My newest favourite area in London is Covent Garden. I’ve been to London a few times, but because of circumstances (mostly visitors), I ended up seeing the same tourist spots every time – the Tower, the London Eye, Madame Tussaud’s, St Paul’s, etc. Not that these were or are boring or unimpressive even on the umpteenth viewing – far from it. I mean, listening to an organ recital at St Paul’s is wonderful. The acoustics of the great hall, the sheer volume of sound that is generated in the massive organ pipes is awesome. It sent shivers down my spine. How much more impressive it would have been a couple of hundred years ago, that clarity and strength of sound, without any of the high-tech electronics that goes into public sound systems today.

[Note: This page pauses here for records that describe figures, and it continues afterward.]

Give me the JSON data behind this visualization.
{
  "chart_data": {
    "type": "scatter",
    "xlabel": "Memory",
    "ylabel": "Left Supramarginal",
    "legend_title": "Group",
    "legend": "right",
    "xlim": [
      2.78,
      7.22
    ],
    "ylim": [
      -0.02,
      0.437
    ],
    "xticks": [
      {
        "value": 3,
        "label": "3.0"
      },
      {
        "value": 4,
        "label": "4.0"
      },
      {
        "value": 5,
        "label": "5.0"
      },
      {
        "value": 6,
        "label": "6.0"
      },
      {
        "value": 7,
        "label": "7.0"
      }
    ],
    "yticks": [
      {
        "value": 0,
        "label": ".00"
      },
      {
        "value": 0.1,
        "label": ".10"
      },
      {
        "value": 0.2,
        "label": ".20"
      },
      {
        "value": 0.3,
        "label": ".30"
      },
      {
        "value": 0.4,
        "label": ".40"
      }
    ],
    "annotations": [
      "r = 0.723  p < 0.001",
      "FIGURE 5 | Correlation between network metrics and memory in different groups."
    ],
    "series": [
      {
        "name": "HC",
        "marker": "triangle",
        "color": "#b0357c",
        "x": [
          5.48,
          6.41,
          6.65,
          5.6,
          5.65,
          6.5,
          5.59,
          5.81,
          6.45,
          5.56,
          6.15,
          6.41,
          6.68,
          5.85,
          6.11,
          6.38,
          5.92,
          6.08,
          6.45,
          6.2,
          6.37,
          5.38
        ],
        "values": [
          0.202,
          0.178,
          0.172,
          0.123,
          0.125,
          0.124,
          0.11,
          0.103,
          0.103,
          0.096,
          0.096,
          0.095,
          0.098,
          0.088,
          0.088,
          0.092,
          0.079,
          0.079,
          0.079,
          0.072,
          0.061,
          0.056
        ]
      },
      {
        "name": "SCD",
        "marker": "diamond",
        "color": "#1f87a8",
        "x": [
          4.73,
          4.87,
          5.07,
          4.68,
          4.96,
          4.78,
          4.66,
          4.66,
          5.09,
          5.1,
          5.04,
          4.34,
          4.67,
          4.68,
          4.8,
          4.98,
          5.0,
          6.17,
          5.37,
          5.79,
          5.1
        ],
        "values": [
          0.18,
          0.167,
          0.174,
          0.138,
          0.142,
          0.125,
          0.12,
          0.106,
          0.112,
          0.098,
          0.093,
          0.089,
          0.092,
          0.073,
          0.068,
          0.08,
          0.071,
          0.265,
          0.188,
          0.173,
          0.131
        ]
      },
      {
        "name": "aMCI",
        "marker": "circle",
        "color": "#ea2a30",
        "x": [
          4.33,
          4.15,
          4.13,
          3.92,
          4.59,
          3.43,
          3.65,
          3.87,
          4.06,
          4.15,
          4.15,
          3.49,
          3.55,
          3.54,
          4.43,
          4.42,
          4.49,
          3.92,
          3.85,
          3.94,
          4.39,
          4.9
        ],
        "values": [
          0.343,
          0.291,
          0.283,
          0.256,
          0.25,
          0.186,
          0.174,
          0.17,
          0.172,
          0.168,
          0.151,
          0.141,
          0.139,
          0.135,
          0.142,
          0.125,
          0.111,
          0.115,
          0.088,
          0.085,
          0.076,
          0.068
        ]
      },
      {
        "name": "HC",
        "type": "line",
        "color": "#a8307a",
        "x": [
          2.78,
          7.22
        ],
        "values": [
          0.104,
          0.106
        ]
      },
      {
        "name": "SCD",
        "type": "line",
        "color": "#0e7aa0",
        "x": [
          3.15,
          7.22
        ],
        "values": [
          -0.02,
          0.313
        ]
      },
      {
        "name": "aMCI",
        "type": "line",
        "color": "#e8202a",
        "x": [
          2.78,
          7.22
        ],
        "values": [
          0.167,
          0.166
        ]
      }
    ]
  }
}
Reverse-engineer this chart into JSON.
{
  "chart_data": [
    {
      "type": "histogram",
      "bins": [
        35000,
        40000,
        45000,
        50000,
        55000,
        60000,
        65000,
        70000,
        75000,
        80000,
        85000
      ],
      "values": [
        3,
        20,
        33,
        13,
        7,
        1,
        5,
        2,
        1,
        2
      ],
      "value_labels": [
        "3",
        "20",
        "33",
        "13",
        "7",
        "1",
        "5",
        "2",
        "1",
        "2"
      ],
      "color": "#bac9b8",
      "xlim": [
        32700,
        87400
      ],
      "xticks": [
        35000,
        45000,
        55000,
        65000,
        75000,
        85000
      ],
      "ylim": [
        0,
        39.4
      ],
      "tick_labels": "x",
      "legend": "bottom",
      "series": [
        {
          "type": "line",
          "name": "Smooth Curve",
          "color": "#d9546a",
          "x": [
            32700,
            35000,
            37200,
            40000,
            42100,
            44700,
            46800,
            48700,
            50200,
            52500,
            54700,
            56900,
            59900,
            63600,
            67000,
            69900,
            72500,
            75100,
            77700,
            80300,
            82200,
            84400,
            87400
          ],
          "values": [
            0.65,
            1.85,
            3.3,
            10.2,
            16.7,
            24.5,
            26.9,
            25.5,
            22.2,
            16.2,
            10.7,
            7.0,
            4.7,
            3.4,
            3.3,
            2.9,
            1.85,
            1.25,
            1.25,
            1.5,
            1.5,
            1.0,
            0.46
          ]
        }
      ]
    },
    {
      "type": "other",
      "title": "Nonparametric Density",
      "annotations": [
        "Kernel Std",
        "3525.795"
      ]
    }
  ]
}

But as always, I digress. I was going to write about Covent Garden, and that is what I shall do now. A little (VERY little!) history first. The Covent Garden area is famous for theatre, the oldest one being the Theatre Royal in Drury Lane (and that about exhausts what I remember from BA Eng Lit classes oh so long ago!). The square itself used to be the country’s biggest fruit and veg market, and it (the market) was relocated only in 1973. The main building in the piazza (Italian for square, and it’s not an insulting term either! *wink*) was built in 1830 by Charles Fowler, but the high glass roof was erected in the 1870s.
My very first glimpse of the modern version of Covent Garden was electric… there are all kinds of high-street shops on the periphery of the square, all having new year’s sales at this time of year and therefore all teeming with shoppers carrying bulging multi-coloured bags. That wasn’t what took my attention, though. What attracted me like a magnet were the dozens of madly colourful little stalls selling all kinds of antiques, junk, old books and magazines, hand-made jewellery, t-shirts, scarves, and all kinds of odds and ends. And the best part was that most of the things were dirt-cheap (in UK terms, that is).
There were items from Victorian times, quite likely from the attics of old houses and homes – tiny, beautifully patterned miniature tea-sets in delicate china, little china figurines of crinolined and crimped girls and women in flowing ribboned bonnets, men with big sideburns wearing top hats and tails, adorable little dogs and foxes and hedgehogs and birds… but I must say my favourites were the little china teacups and saucers. Adorable isn’t a good enough term for them! Never have Enid Blyton’s descriptions of fairy tea parties come so close to looking like being based on reality…
There are other attractions as well – buskers, street performers, men (mostly) covered with silver paint, pretending to be statues or robots or royalty, standing absolutely still on their pedestals until someone throws them a coin. Then they suddenly come to life in a most realistic manner (considering that they’re already alive!), sometimes startling little kids. I could have watched them all day.
There was also a beautiful, wildly colourful, old-fashioned merry-go-round with horses and ponies on poles that went up and down gently to the accompaniment of old-fashioned music. Modern amusement park rides are thrilling and I mostly prefer them, but this working relic of a gentler, less speed-fixated age was definitely something to experience, allright. We didn’t have the time to go on it because of the crowds. Also, I suspect it would not have been very edifying to watch two adults elbow little kids out of the way to get onto a mechanical horse! So we stayed as admiring spectators.
And then, as the sun went down, we made our reluctant way back to the Underground, with our brains imprinted with the throbbing images of colour, life and liveliness… and with our feet imprinted with the throbbing pain of a day spent walking over relentlessly hard cobbles and tarmac. It was worth every cobble and every throb.